Feature / Variant | ESP32 (Original) | ESP32-S2 | ESP32-S3 | ESP32-C3 | ESP32-C6 / H2 |
---|---|---|---|---|---|
CPU Core(s) | Dual-Core Xtensa LX6 | Single-Core Xtensa LX7 | Dual-Core Xtensa LX7 | Single-Core RISC-V | Single-Core RISC-V |
CPU Arch | Xtensa | Xtensa | Xtensa | RISC-V | RISC-V |
Bluetooth | Classic + BLE 4.2 | No | BLE 5.0 | BLE 5.0 | BLE 5.0 |
Wi-Fi | Wi-Fi 4 | Wi-Fi 4 | Wi-Fi 4 | Wi-Fi 4 | Wi-Fi 6 |
802.15.4 (Thread/Zigbee) | No | No | No | No | Yes |
USB | No (UART bridge) | Yes (OTG) | Yes (OTG) | No (UART bridge) | No (UART bridge) |
AI Acceleration | No | No | Yes (Vector Instructions) | No | No |
Primary Focus | General Purpose IoT | Low-Power, HMI | AIoT, HMI | Cost-Effective IoT | Next-Gen Connectivity |
Common Mistakes & Troubleshooting Tips
Mistake / Issue | Symptom(s) | Troubleshooting / Solution |
---|---|---|
Forgetting Core Affinity | Unpredictable behavior, race conditions, crashes when tasks share resources. | Be explicit. Use xTaskCreatePinnedToCore() for tasks needing deterministic placement. Use the debugger or logs (xPortGetCoreID()) to verify which core a task runs on. |
Blocking Calls on Core 0 | Wi-Fi/Bluetooth disconnects, hangs, or has high latency. System seems unstable under network load. | Keep Core 0 (PRO_CPU) free for network stacks. Run application logic on Core 1 (APP_CPU) by default. Offload heavy work from network event handlers to a dedicated app task. |
Inefficient Memory Usage | Build fails with IRAM section overflow errors. Slower than expected performance. | Profile first. Use IRAM_ATTR only for provably critical functions like ISRs or high-frequency loops. Use DRAM_ATTR for data that needs to be in RAM but isn’t executable code. |
Misunderstanding ULP Limitations | ULP code fails to compile or run. Trying to use standard C functions or complex logic. | Think of the ULP as a simple gatekeeper. Use its special assembly language for basic checks (e.g., read ADC, check GPIO) to decide when to wake the main CPUs. All complex logic belongs on the main system. |
Exercises
- ULP Wake-up: Read the ESP-IDF documentation for the ULP coprocessor. Write a simple application where the ESP32 goes into deep sleep. Program the ULP (using the provided assembly macros) to periodically check the state of GPIO0. If GPIO0 is pulled to ground, the ULP should wake the main CPUs, which will then print a “Woken up by ULP!” message to the console.

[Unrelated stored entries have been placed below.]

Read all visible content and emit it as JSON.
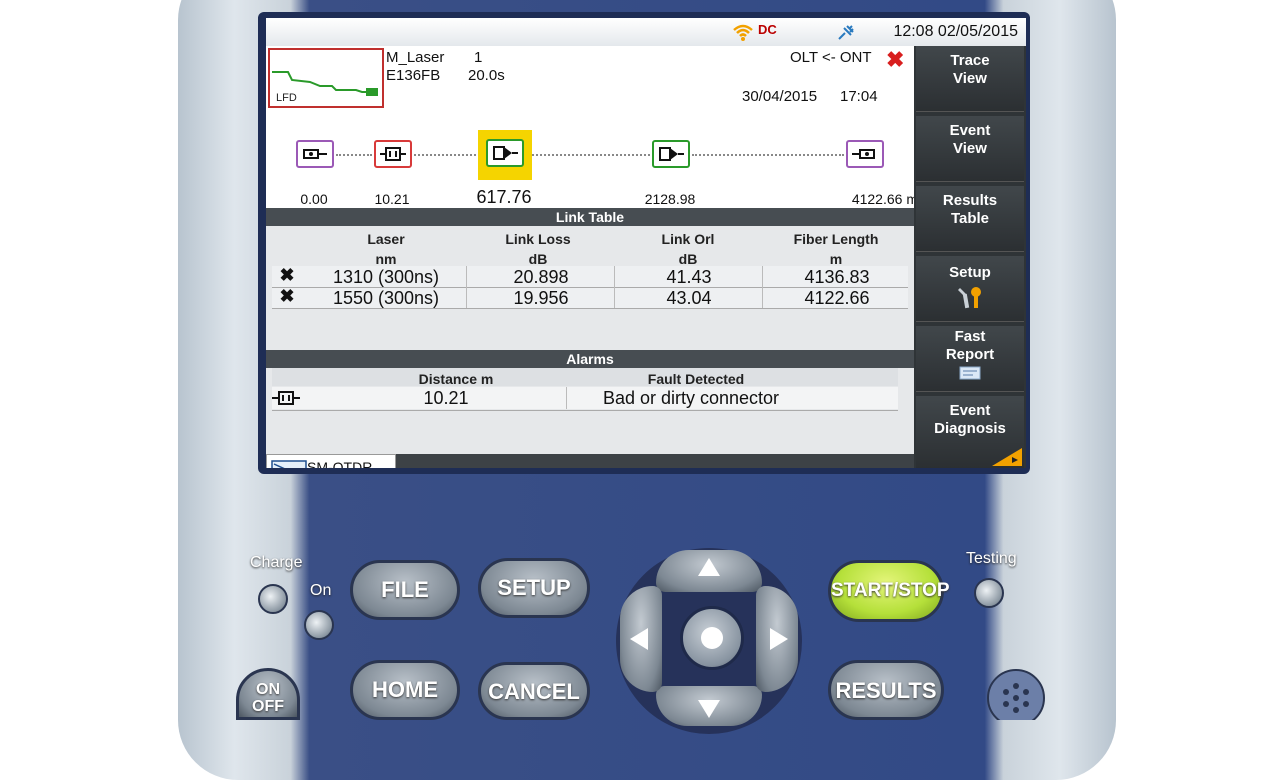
{
  "status": {
    "time": "12:08 02/05/2015"
  },
  "header": {
    "thumb_label": "LFD",
    "laser_name": "M_Laser",
    "laser_index": "1",
    "file_id": "E136FB",
    "duration": "20.0s",
    "direction": "OLT <- ONT",
    "status_mark": "✖",
    "trace_date": "30/04/2015",
    "trace_time": "17:04"
  },
  "link_map": {
    "distances": [
      "0.00",
      "10.21",
      "617.76",
      "2128.98",
      "4122.66 m"
    ]
  },
  "link_table": {
    "title": "Link Table",
    "headers": [
      {
        "name": "Laser",
        "unit": "nm"
      },
      {
        "name": "Link Loss",
        "unit": "dB"
      },
      {
        "name": "Link Orl",
        "unit": "dB"
      },
      {
        "name": "Fiber Length",
        "unit": "m"
      }
    ],
    "rows": [
      {
        "mark": "✖",
        "laser": "1310 (300ns)",
        "loss": "20.898",
        "orl": "41.43",
        "length": "4136.83"
      },
      {
        "mark": "✖",
        "laser": "1550 (300ns)",
        "loss": "19.956",
        "orl": "43.04",
        "length": "4122.66"
      }
    ]
  },
  "alarms": {
    "title": "Alarms",
    "headers": {
      "distance": "Distance m",
      "fault": "Fault Detected"
    },
    "rows": [
      {
        "distance": "10.21",
        "fault": "Bad or dirty connector"
      }
    ]
  },
  "tab": {
    "label": "SM-OTDR"
  },
  "sidebar": {
    "items": [
      {
        "line1": "Trace",
        "line2": "View"
      },
      {
        "line1": "Event",
        "line2": "View"
      },
      {
        "line1": "Results",
        "line2": "Table"
      },
      {
        "line1": "Setup",
        "line2": ""
      },
      {
        "line1": "Fast",
        "line2": "Report"
      },
      {
        "line1": "Event",
        "line2": "Diagnosis"
      }
    ]
  },
  "keys": {
    "file": "FILE",
    "setup": "SETUP",
    "start_stop": "START/STOP",
    "home": "HOME",
    "cancel": "CANCEL",
    "results": "RESULTS",
    "on_off_1": "ON",
    "on_off_2": "OFF"
  },
  "labels": {
    "charge": "Charge",
    "on": "On",
    "testing": "Testing"
  },
  "colors": {
    "alert_red": "#d81e1e",
    "start_key": "#b5e03a",
    "highlight": "#f5d400"
  }
}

- Core Performance Analysis: Expand on the first practical example. Create three tasks: Task A (calculates prime numbers), Task B (computes a Fast Fourier Transform on a sample array), and Task C (waits on a queue for results). Run an experiment with the following configurations and measure the total time taken to complete both computations:
- A and B pinned to Core 1 (APP_CPU).
- A pinned to Core 0, B pinned to Core 1.

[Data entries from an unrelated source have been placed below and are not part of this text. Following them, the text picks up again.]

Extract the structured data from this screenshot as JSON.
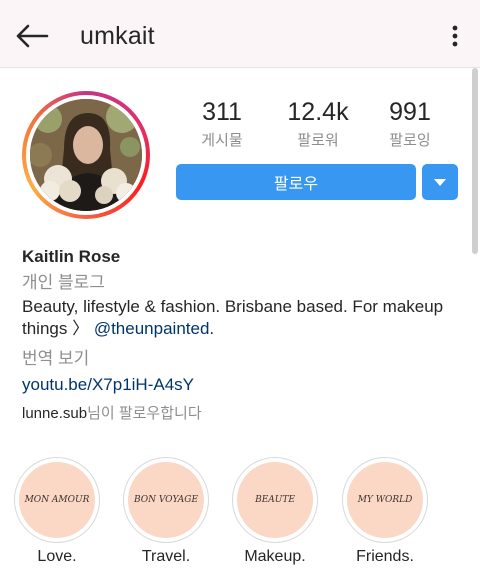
{
  "header": {
    "username": "umkait",
    "back_icon": "arrow-left-icon",
    "more_icon": "more-vertical-icon"
  },
  "profile": {
    "stats": [
      {
        "value": "311",
        "label": "게시물"
      },
      {
        "value": "12.4k",
        "label": "팔로워"
      },
      {
        "value": "991",
        "label": "팔로잉"
      }
    ],
    "follow_label": "팔로우",
    "dropdown_icon": "caret-down-icon",
    "accent_color": "#3897f0"
  },
  "bio": {
    "name": "Kaitlin Rose",
    "category": "개인 블로그",
    "text": "Beauty, lifestyle & fashion. Brisbane based. For makeup things 〉",
    "mention": "@theunpainted",
    "mention_suffix": ".",
    "translate": "번역 보기",
    "link": "youtu.be/X7p1iH-A4sY",
    "followed_by_user": "lunne.sub",
    "followed_by_suffix": "님이 팔로우합니다"
  },
  "highlights": [
    {
      "cover_text": "MON AMOUR",
      "label": "Love."
    },
    {
      "cover_text": "BON VOYAGE",
      "label": "Travel."
    },
    {
      "cover_text": "BEAUTE",
      "label": "Makeup."
    },
    {
      "cover_text": "MY WORLD",
      "label": "Friends."
    }
  ]
}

- A pinned to Core 1, B pinned to Core 0.Log the results and explain why the dual-core configuration is faster and if there’s any performance difference between the two asymmetric configurations.
Summary
- The original ESP32 SoC is built around a powerful dual-core Xtensa LX6 architecture, enabling true parallel processing for application and network stacks.
- It contains 520 KB of SRAM, logically divided into instruction RAM (IRAM) for fast code execution and data RAM (DRAM) for variables.

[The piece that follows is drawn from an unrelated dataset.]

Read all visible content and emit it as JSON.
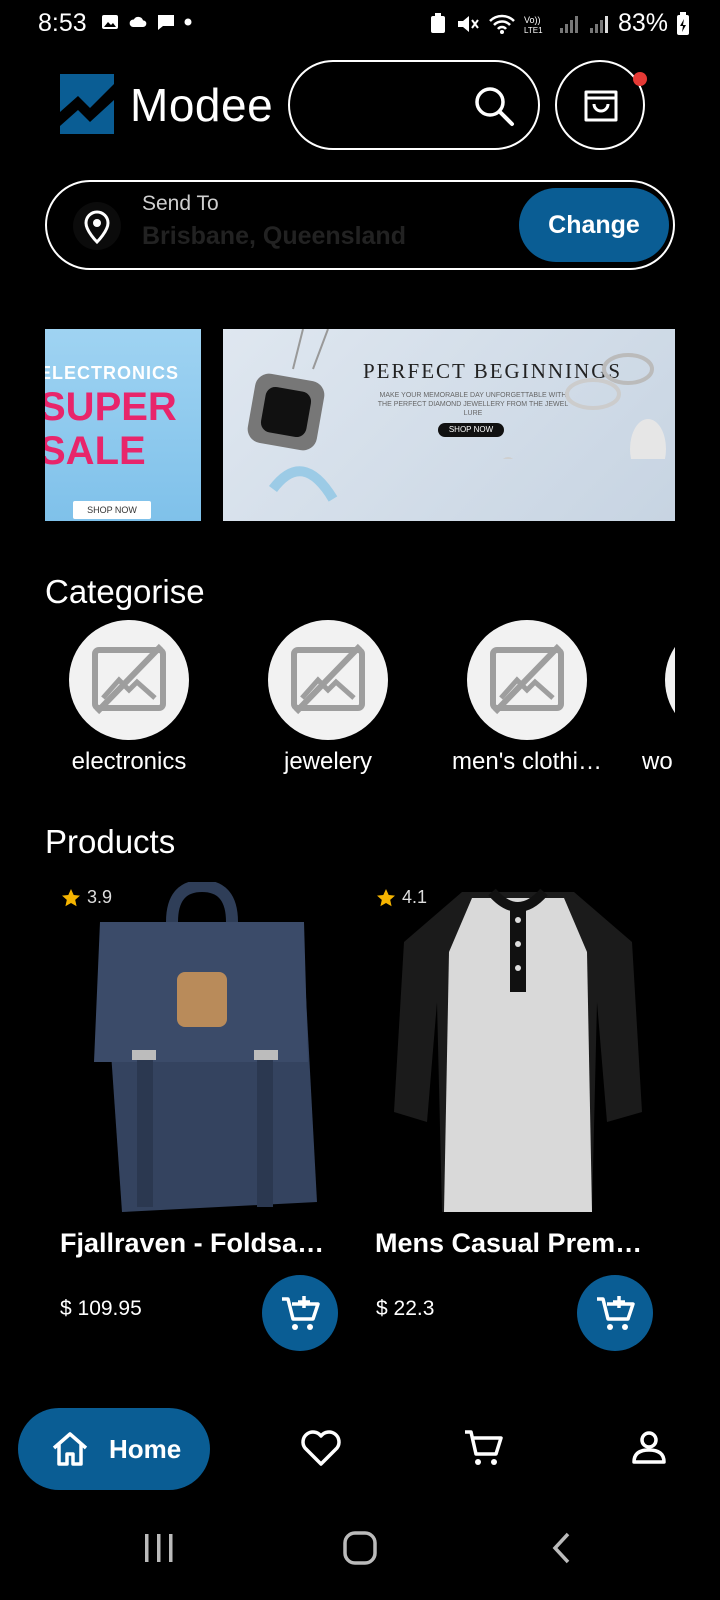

- A bus matrix manages access between CPUs, memory, and peripherals, allowing for a high degree of concurrent operation.
- A unique Ultra Low-Power (ULP) coprocessor allows for sensor monitoring and simple tasks while the main CPUs are in deep sleep, enabling excellent battery life.
- The ESP32 includes a rich set of peripherals, including Wi-Fi, dual-mode Bluetooth, and hardware accelerators for security operations.
- While foundational, the ESP32’s architecture differs from newer variants, which may offer RISC-V cores, Wi-Fi 6, 802.15.4 radio support, or native USB OTG.
Further Reading
- ESP32 Technical Reference Manual: This is the authoritative source for every detail of the ESP32’s hardware. An essential document for any advanced developer.
- ESP-IDF Programming Guide – Application Level Tracing: A library for analyzing application performance, useful for identifying bottlenecks.
- ESP-IDF Programming Guide – ULP Coprocessor: Detailed guide on how to program the ULP coprocessor.